EXCLUSIVE: Santana School Shooter
Oct. 10 -- When 15-year-old Charles "Andy" Williams walked into a bathroom at his San Diego-area high school and started shooting, he didn't have a plan, he says.
Williams, who is now serving 50 years to life in a California prison, says he was "trying to prove a point" to kids who had been bullying him, but did not have a list of intended targets.
He admits that some of the people he shot were people he actually liked. "By that time, you know, my finger's on the trigger and I didn't recognize them until it was too late," he told Primetime's Diane Sawyer in his first television interview since the March 2001 killings.

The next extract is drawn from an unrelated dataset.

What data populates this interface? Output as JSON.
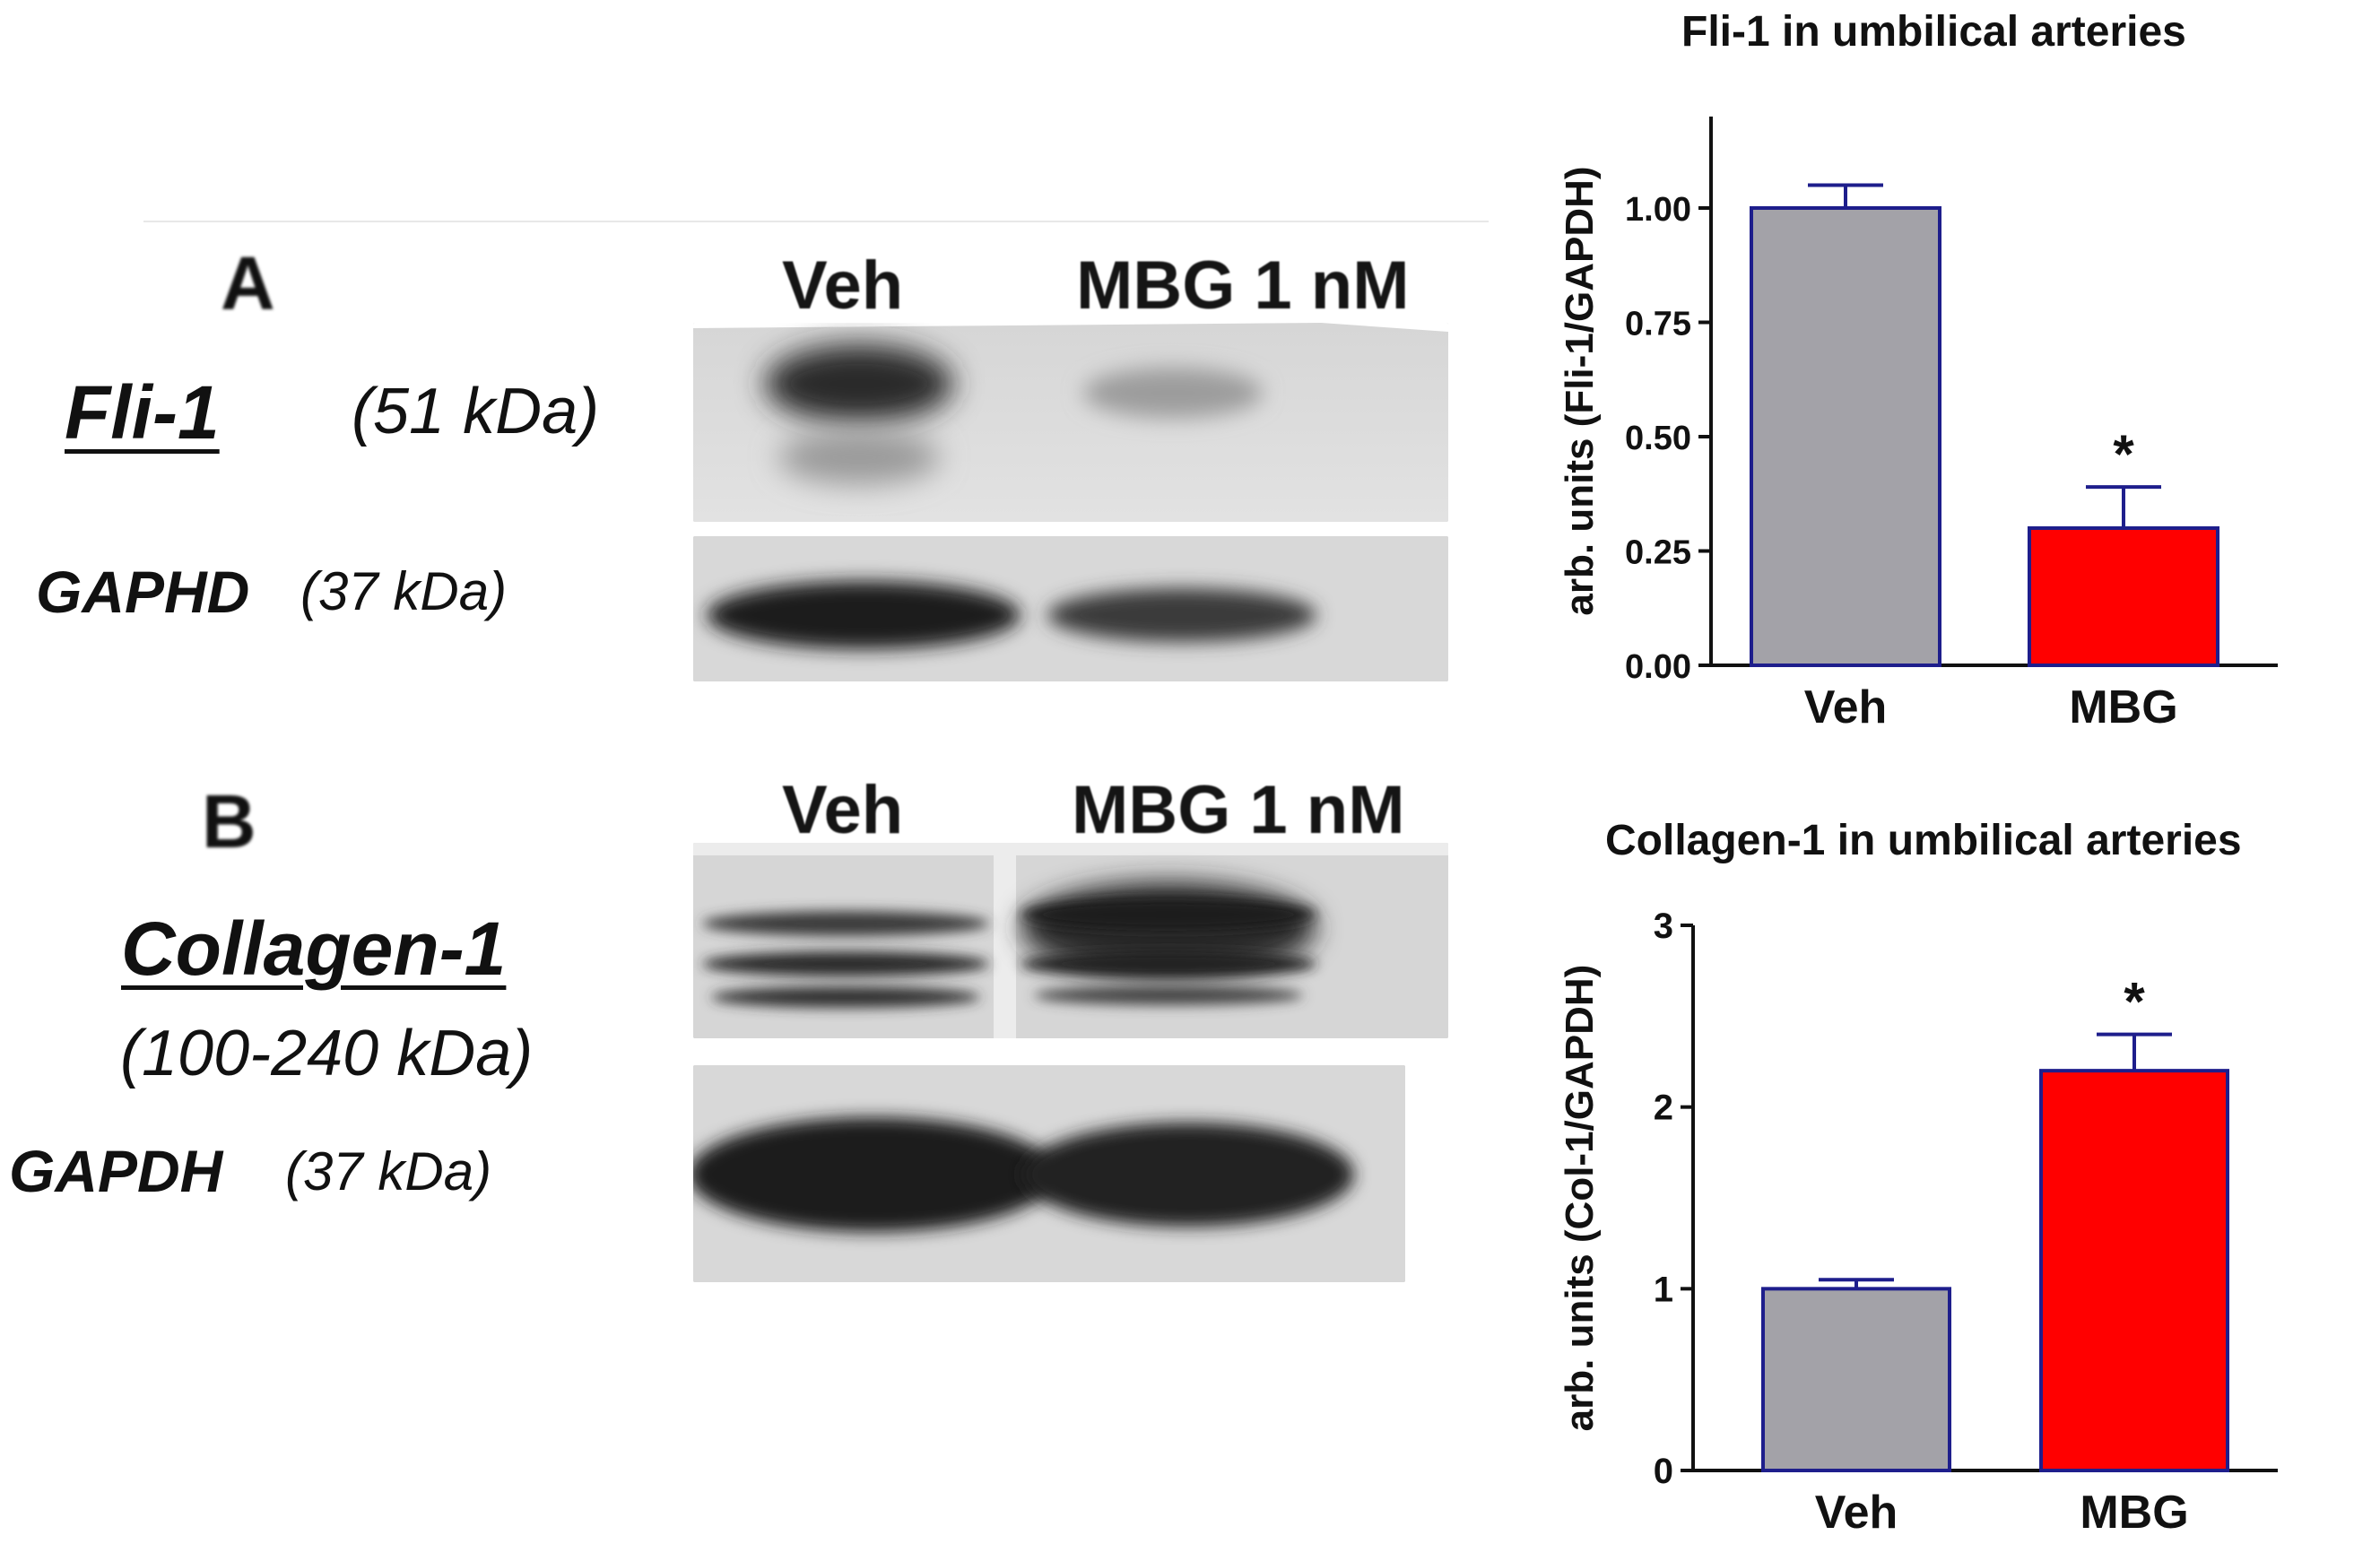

Williams killed two fellow students during his six-minute rampage at Santana High School in Santee, Calif., and wounded 11 others, as well as a teacher and a campus monitor. He pleaded guilty to two counts of first-degree murder and 13 counts of attempted murder. One of the students who died, 14-year-old Brian Zuckor, was a classmate Williams remembers from English class as "a nice guy."
Missing His Mother
Williams had spent less than a year at Santana, joining the school as a freshman after he and his father moved to the area from a small town in Maryland. His parents had divorced when he was just 3, splitting the family, with Williams staying with with his father and his older brother moving to another state with their mother.
With 2,000 students, Santana High was bigger than the whole town Williams had lived in in Maryland, and he says he felt nervous about starting at a huge school. At previous schools Williams had played Linus in a school musical — complete with security blanket — had won an athletic award for "most spirit," and had earned the nickname "Mouse" from his peers. His best friend was a student with a form of muscular dystrophy.
But at Santana he fell in with a group of tough kids who smoked marijuana and, he says, bullied him. He says they called him names like "bitch" and "faggot," and singled him out because he was small and did not do anything to stop the bullying. Williams says he was smoking marijuana practically every day — "It was the only thing that, like, kind of sort of made me happy," he said, adding that he believes the drug had nothing to do with his rampage.